ORIGIN OF MAGIC AND SORCERY
From the day that Louis XIV. dissolved the Parliament of Rouen, which had condemned several persons in the Province of Vire to death for the crime of sorcery, but few sorcerers have been seen in France.
It was in 1682 that Urbain Grandier was tortured and burned alive for having launched a malediction against the Ursulines of Loudun.
A violent reaction occurred against the Inquisitors, theologians, and their accomplice butchers, thanks to the courageous intervention of eminent philosophers and savants, who were justly indignant at the crimes of the Roman Catholic priesthood. This reaction clearly demonstrated the fact that the innumerable victims of religious intolerance in the Middle Ages were not sorcerers, nor possessed of the devil, nor minions of Hell. Psychologists and moralists claimed that the victims of these delusions were insane, persons suffering from semi delusions, subjects of monomania. Science classed these unfortunates into several groups, among which may be enumerated persons afflicted with hallucinations, demonomaniacs, erotomaniacs, subjects of lycanthropy, etc., without counting vampires, choreomaniacs, lypemaniacs, and others whose attacks are recognized by medical science.

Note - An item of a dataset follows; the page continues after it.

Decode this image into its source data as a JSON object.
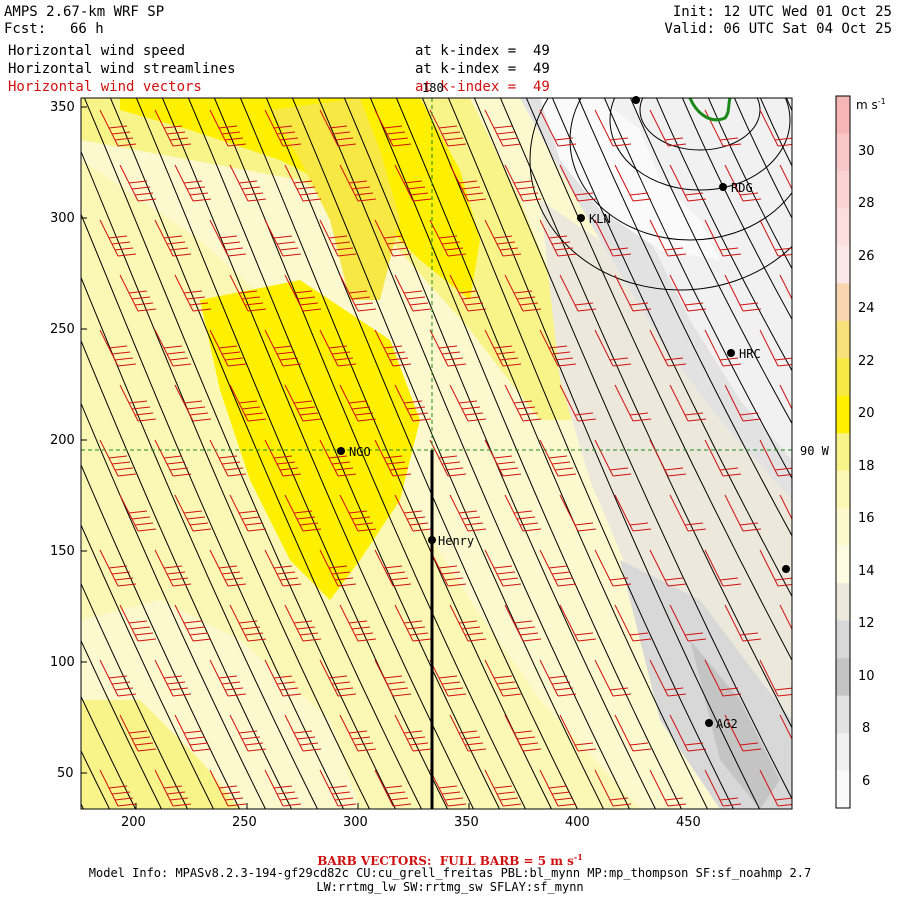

The encyclopedists and their disciples declared themselves satisfied, inasmuch as psychological experts had done away with the absurd traditions of the Middle Ages as well as antique superstitions. The death penalty for demonidolatry was removed, but the doors of the insane asylum opened for its followers.
Could any better arrangement have been made at the present day? Let us take the history of this famous epidemic of demonidolatry of other days and examine the documentary evidence offered against those accused of the crime of sorcery, passing the testimony through the crucible of modern science, pathology, physiology, together with all observable symptoms, holding in view meanwhile modern neurological discoveries; let us strive, in a word, to solve this great psychological question, which has greatly agitated the human understanding for four hundred years past.
We believe what is, is the truth, and in order to best judge the facts narrated, it is well to first arrange our knowledge as to the psychological condition of Occidental populations during the Middle Ages, a condition that was only the continuation of the ideas and traditions of antiquity, modified by the fanatical prejudices of a new religion and by a cruel and barbarous social Constitution.
If history authorizes us, in fact, to conclude that the occult sciences have existed from the earliest periods of antiquity, that the people who brought learning from the Orient to the Occident, have at all times admitted the existence of genii, angels, and demons, it is easy to explain the action that such mysterious traditions would have on the ignorant minds of the peasantry of the Middle Ages, bowed under the yoke of slavery to feudal Lords and the clerical despotism of the Romish Church.
Let us interrogate these historical texts with impartiality, and analyze these ancient theogonies, which are, so to speak, the proces verbaux of the philosophic development of the human mind, and we shall see whether we can admit that mental diseases may prevail epidemically for several generations, like the pestilential maladies of the fourth century, for example.
We know that it was in India, the cradle of human genius, that the doctrine of supernaturalism, of good and bad spirits exerting an occult influence on mankind, was born. Ancient history shows such a belief goes back to antique times. Zoroaster, inspired by Ahura Mazda, the Omniscient, wrote, in the Zend Avesta, the text and commentaries of the religious law dedicated to the Aryas of India and Persia. This law had for its object the destruction of the cult of dews or demons, who infested the earth under human forms, and also to repress the naturalistic instinct of the most ancient people of Asia, by initiating them in a faith for Celestial genii.